“Very likely,” said Roderick. “But it is not the sort of expression I care for. I care only for perfect beauty. There it is, if you want to know it! That ’s as good a profession of faith as another. In future, so far as my things are not positively beautiful, you may set them down as failures. For me, it ’s either that or nothing. It ’s against the taste of the day, I know; we have really lost the faculty to understand beauty in the large, ideal way. We stand like a race with shrunken muscles, staring helplessly at the weights our forefathers easily lifted. But I don’t hesitate to proclaim it—I mean to lift them again! I mean to go in for big things; that ’s my notion of my art. I mean to do things that will be simple and vast and infinite. You ’ll see if they won’t be infinite! Excuse me if I brag a little; all those Italian fellows in the Renaissance used to brag. There was a sensation once common, I am sure, in the human breast—a kind of religious awe in the presence of a marble image newly created and expressing the human type in superhuman purity. When Phidias and Praxiteles had their statues of goddesses unveiled in the temples of the AEgean, don’t you suppose there was a passionate beating of hearts, a thrill of mysterious terror? I mean to bring it back; I mean to thrill the world again! I mean to produce a Juno that will make you tremble, a Venus that will make you swoon!”
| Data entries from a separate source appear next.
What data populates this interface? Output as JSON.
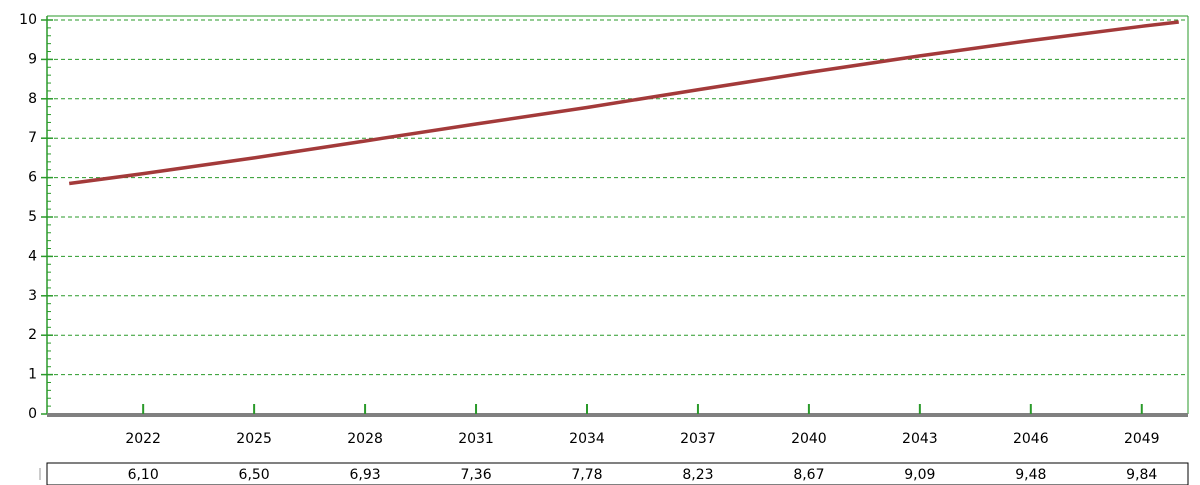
{
  "chart_data": {
    "type": "line",
    "x": [
      2020,
      2022,
      2025,
      2028,
      2031,
      2034,
      2037,
      2040,
      2043,
      2046,
      2049,
      2050
    ],
    "series": [
      {
        "color": "#a33a3a",
        "values": [
          5.85,
          6.1,
          6.5,
          6.93,
          7.36,
          7.78,
          8.23,
          8.67,
          9.09,
          9.48,
          9.84,
          9.95
        ],
        "value_labels": [
          null,
          "6,10",
          "6,50",
          "6,93",
          "7,36",
          "7,78",
          "8,23",
          "8,67",
          "9,09",
          "9,48",
          "9,84",
          null
        ]
      }
    ],
    "xlim": [
      2019.4,
      2050.25
    ],
    "xticks": [
      2022,
      2025,
      2028,
      2031,
      2034,
      2037,
      2040,
      2043,
      2046,
      2049
    ],
    "ylim": [
      0,
      10
    ],
    "yticks": [
      0,
      1,
      2,
      3,
      4,
      5,
      6,
      7,
      8,
      9,
      10
    ],
    "grid": true
  }
}
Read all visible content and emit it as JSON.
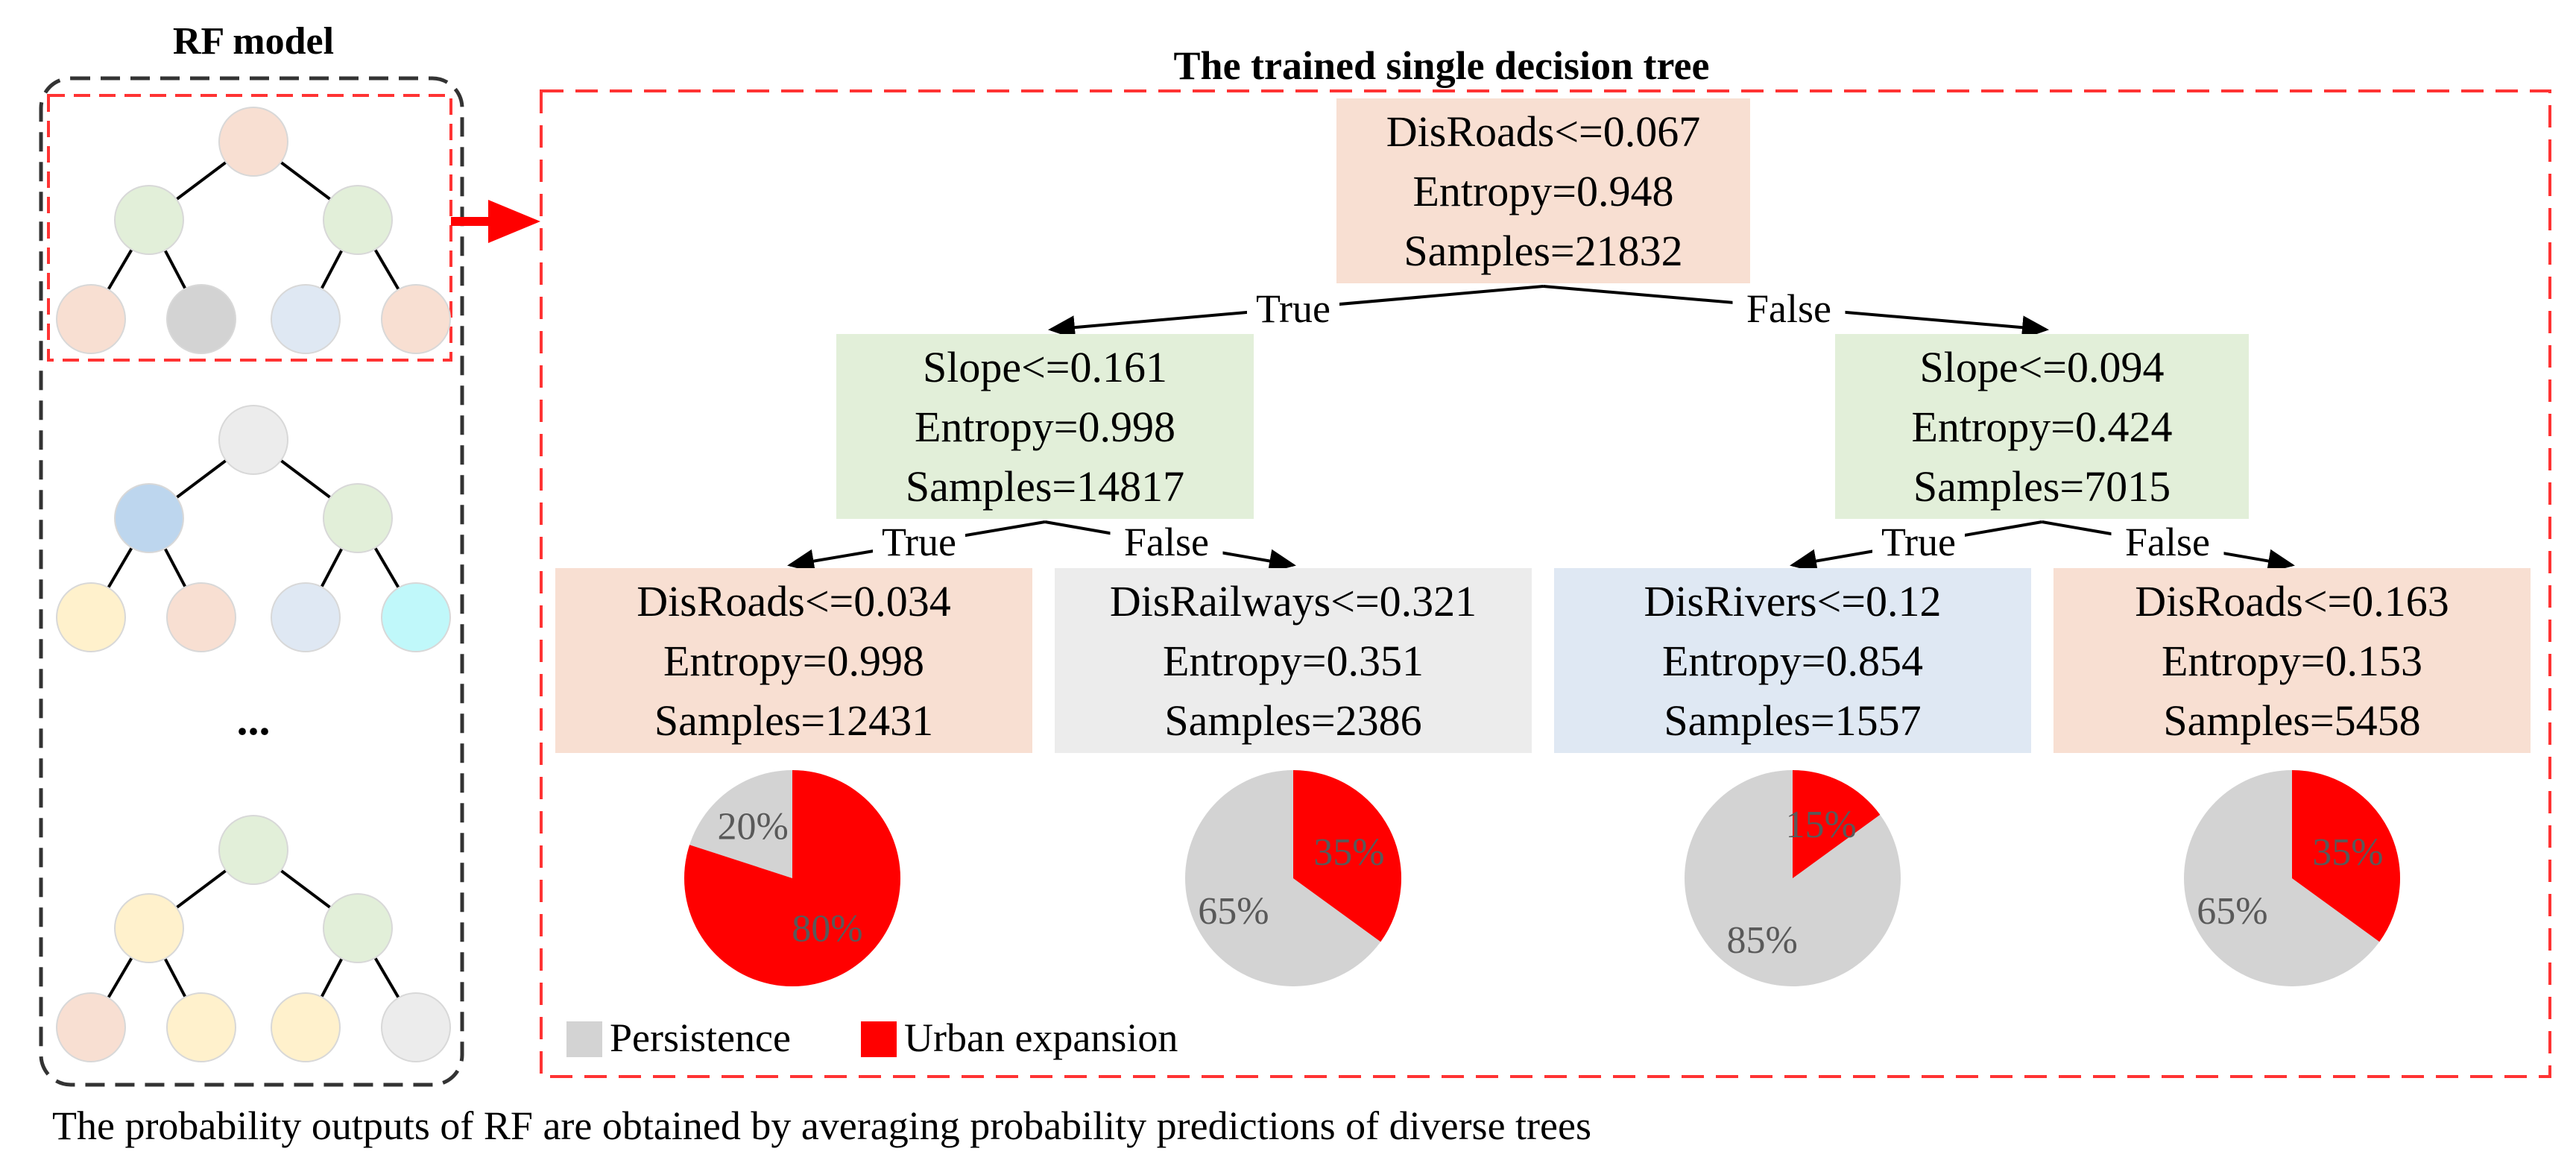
{
  "rf_panel": {
    "title": "RF model",
    "ellipsis": "...",
    "trees": [
      {
        "colors": [
          "#f8dfd2",
          "#e2efd9",
          "#e2efd9",
          "#f8dfd2",
          "#d3d3d3",
          "#dfe8f3",
          "#f8dfd2"
        ]
      },
      {
        "colors": [
          "#ececec",
          "#bdd6ee",
          "#e2efd9",
          "#fff1cc",
          "#f8dfd2",
          "#dfe8f3",
          "#c0f8fa"
        ]
      },
      {
        "colors": [
          "#e2efd9",
          "#fff1cc",
          "#e2efd9",
          "#f8dfd2",
          "#fff1cc",
          "#fff1cc",
          "#ececec"
        ]
      }
    ]
  },
  "tree_panel": {
    "title": "The trained single decision  tree",
    "root": {
      "lines": [
        "DisRoads<=0.067",
        "Entropy=0.948",
        "Samples=21832"
      ],
      "color": "#f8dfd2"
    },
    "level1": [
      {
        "lines": [
          "Slope<=0.161",
          "Entropy=0.998",
          "Samples=14817"
        ],
        "color": "#e2efd9",
        "edge_label": "True"
      },
      {
        "lines": [
          "Slope<=0.094",
          "Entropy=0.424",
          "Samples=7015"
        ],
        "color": "#e2efd9",
        "edge_label": "False"
      }
    ],
    "level2": [
      {
        "lines": [
          "DisRoads<=0.034",
          "Entropy=0.998",
          "Samples=12431"
        ],
        "color": "#f8dfd2",
        "edge_label": "True"
      },
      {
        "lines": [
          "DisRailways<=0.321",
          "Entropy=0.351",
          "Samples=2386"
        ],
        "color": "#ececec",
        "edge_label": "False"
      },
      {
        "lines": [
          "DisRivers<=0.12",
          "Entropy=0.854",
          "Samples=1557"
        ],
        "color": "#dfe8f3",
        "edge_label": "True"
      },
      {
        "lines": [
          "DisRoads<=0.163",
          "Entropy=0.153",
          "Samples=5458"
        ],
        "color": "#f8dfd2",
        "edge_label": "False"
      }
    ],
    "pies": [
      {
        "urban_expansion": 80,
        "persistence": 20,
        "labels": {
          "urban_expansion": "80%",
          "persistence": "20%"
        }
      },
      {
        "urban_expansion": 35,
        "persistence": 65,
        "labels": {
          "urban_expansion": "35%",
          "persistence": "65%"
        }
      },
      {
        "urban_expansion": 15,
        "persistence": 85,
        "labels": {
          "urban_expansion": "15%",
          "persistence": "85%"
        }
      },
      {
        "urban_expansion": 35,
        "persistence": 65,
        "labels": {
          "urban_expansion": "35%",
          "persistence": "65%"
        }
      }
    ],
    "legend": [
      {
        "label": "Persistence",
        "color": "#d3d3d3"
      },
      {
        "label": "Urban expansion",
        "color": "#ff0000"
      }
    ]
  },
  "caption": "The probability outputs of RF are obtained by averaging probability predictions of diverse trees",
  "colors": {
    "persistence": "#d3d3d3",
    "urban": "#ff0000",
    "dashed_red": "#ff3333",
    "dashed_black": "#333333",
    "pie_label": "#595959"
  }
}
“So that when we come and see you,” said Madame Grandoni, “we must be sure and bring our smelling-bottles. And pray have a few soft sofas conveniently placed.”
“Phidias and Praxiteles,” Miss Blanchard remarked, “had the advantage of believing in their goddesses. I insist on believing, for myself, that the pagan mythology is not a fiction, and that Venus and Juno and Apollo and Mercury used to come down in a cloud into this very city of Rome where we sit talking nineteenth century English.”
“Nineteenth century nonsense, my dear!” cried Madame Grandoni. “Mr. Hudson may be a new Phidias, but Venus and Juno—that ’s you and I—arrived to-day in a very dirty cab; and were cheated by the driver, too.”
“But, my dear fellow,” objected Gloriani, “you don’t mean to say you are going to make over in cold blood those poor old exploded Apollos and Hebes.”
“It won’t matter what you call them,” said Roderick. “They shall be simply divine forms. They shall be Beauty; they shall be Wisdom; they shall be Power; they shall be Genius; they shall be Daring. That ’s all the Greek divinities were.”
“That ’s rather abstract, you know,” said Miss Blanchard.
“My dear fellow,” cried Gloriani, “you ’re delightfully young.”
“I hope you ’ll not grow any older,” said Singleton, with a flush of sympathy across his large white forehead. “You can do it if you try.”
“Then there are all the Forces and Mysteries and Elements of Nature,” Roderick went on. “I mean to do the Morning; I mean to do the Night! I mean to do the Ocean and the Mountains; the Moon and the West Wind. I mean to make a magnificent statue of America!”